There is a growing recognition of the importance of incorporating the voices of people who have experience with government systems into services, but, as Foster America’s Senior Project Manager Takkeem Morgan reminds, “all work is not good work when it comes to serving vulnerable populations.”
Takkeem recently had a conversation on his podcast around the inclusion of lived experts with with senior fellow Sonya Soni and alumna and board member Jermeen Sherman about their article in the Child Welfare League Journal entitled “Beyond Human-centered Design: The Promise of Antiracist Community-centered Approaches in Child Welfare Program and Policy Design.”
Takkeem, Sonya, and Jermeen explore the ways in which surface-level attempts to include lived experts in policy decisions are often tokenizing and alienating for people with systems experience, and don’t create meaningful change at the community level in the long run.

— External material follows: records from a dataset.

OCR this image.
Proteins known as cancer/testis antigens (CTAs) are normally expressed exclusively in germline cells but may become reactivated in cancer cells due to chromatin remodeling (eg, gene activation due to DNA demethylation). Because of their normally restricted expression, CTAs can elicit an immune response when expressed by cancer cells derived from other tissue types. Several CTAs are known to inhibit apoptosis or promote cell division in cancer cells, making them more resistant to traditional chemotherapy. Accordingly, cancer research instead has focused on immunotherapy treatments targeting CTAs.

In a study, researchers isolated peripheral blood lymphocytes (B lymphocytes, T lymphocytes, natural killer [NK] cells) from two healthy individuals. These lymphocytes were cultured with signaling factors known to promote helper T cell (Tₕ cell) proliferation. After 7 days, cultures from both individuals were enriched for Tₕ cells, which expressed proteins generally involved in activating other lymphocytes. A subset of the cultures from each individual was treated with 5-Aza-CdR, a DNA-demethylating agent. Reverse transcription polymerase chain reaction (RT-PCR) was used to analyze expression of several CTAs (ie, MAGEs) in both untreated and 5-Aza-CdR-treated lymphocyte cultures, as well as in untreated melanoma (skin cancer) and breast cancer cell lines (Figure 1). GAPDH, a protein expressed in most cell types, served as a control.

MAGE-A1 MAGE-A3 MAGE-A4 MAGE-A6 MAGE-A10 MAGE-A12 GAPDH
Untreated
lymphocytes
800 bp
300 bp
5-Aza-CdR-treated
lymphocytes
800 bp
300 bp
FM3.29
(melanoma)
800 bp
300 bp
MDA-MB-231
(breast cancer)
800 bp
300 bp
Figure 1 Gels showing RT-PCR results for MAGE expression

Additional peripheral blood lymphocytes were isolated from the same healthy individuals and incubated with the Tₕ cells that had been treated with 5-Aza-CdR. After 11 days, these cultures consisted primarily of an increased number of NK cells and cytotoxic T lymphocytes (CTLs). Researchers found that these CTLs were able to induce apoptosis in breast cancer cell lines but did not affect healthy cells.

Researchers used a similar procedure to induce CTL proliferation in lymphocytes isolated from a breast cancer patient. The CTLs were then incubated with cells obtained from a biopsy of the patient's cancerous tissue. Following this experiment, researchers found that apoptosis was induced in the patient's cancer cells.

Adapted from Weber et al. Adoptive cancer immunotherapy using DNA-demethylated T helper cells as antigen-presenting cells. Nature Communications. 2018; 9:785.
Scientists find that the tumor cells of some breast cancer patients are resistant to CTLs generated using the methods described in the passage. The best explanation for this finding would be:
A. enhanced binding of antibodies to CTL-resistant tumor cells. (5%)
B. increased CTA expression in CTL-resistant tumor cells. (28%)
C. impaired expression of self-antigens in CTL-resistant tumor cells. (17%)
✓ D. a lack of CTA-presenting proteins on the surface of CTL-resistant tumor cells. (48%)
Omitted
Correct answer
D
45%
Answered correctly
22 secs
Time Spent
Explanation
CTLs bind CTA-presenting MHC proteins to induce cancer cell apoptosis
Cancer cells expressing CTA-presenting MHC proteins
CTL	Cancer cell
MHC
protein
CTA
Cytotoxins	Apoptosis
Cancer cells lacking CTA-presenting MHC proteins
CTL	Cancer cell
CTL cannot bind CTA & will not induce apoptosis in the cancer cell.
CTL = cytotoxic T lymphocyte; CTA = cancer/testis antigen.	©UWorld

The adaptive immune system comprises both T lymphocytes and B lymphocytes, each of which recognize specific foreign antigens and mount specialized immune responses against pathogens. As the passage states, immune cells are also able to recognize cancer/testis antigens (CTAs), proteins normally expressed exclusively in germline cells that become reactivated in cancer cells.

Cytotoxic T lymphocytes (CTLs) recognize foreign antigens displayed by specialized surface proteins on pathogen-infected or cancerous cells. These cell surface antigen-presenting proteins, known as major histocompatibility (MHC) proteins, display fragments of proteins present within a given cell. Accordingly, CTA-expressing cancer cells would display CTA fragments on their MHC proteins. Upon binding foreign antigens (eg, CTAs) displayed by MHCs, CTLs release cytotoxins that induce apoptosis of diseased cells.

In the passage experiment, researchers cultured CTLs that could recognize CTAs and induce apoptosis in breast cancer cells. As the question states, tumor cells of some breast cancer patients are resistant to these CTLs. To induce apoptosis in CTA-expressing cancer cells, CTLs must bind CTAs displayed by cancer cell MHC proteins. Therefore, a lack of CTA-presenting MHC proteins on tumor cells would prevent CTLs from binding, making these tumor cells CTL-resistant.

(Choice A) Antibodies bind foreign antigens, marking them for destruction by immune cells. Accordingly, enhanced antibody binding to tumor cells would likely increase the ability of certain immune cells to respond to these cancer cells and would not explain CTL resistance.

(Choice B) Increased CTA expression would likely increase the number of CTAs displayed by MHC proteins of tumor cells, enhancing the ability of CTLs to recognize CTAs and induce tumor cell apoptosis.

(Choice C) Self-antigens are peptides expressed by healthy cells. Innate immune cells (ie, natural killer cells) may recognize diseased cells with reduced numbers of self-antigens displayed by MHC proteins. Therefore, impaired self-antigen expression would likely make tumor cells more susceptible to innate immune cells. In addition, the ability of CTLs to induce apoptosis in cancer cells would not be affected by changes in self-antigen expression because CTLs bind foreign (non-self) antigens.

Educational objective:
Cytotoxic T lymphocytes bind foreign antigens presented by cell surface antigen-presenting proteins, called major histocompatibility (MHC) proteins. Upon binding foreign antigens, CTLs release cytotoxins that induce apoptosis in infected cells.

The group discussed meaningful ways that the child welfare system, a historically paternalistic and punitive system, can shift to share power with the people receiving services, which will ultimately create policy outcomes that create success, as they are designed by and for the communities themselves.
The conversation is the latest episode of Takkeem’s Mosaic Foster Parents Cafe, a podcast Takkeem started as a supportive resource for foster families after finishing his fellowship with Foster America in April 2021.
Jermeen, Sonya and Takkeem all work in various ways to include lived experts into policy decisions across the country, and solutions discussed in this podcast could be scaled and adapted in a number of different ways for organizations that serve children and families.
In addition to his podcast, Takkeem works as the senior project manager for the national Thriving Families, Safer Children initiative, which centers lived expertise and local community solutions as a way to shift the child welfare system to one of child and family wellbeing in multiple pilot sites across the country.
Sonya is wrapping up her senior fellowship with Los Angeles County, where she co-leads the Los Angeles County Youth Commission, the first youth-led governing body under the LA County Board of Supervisors with formal power in the County.
Jermeen recently founded Community Up, a social impact consultancy that leverages her community-focused work in Los Angeles and across the country to design better social service programs.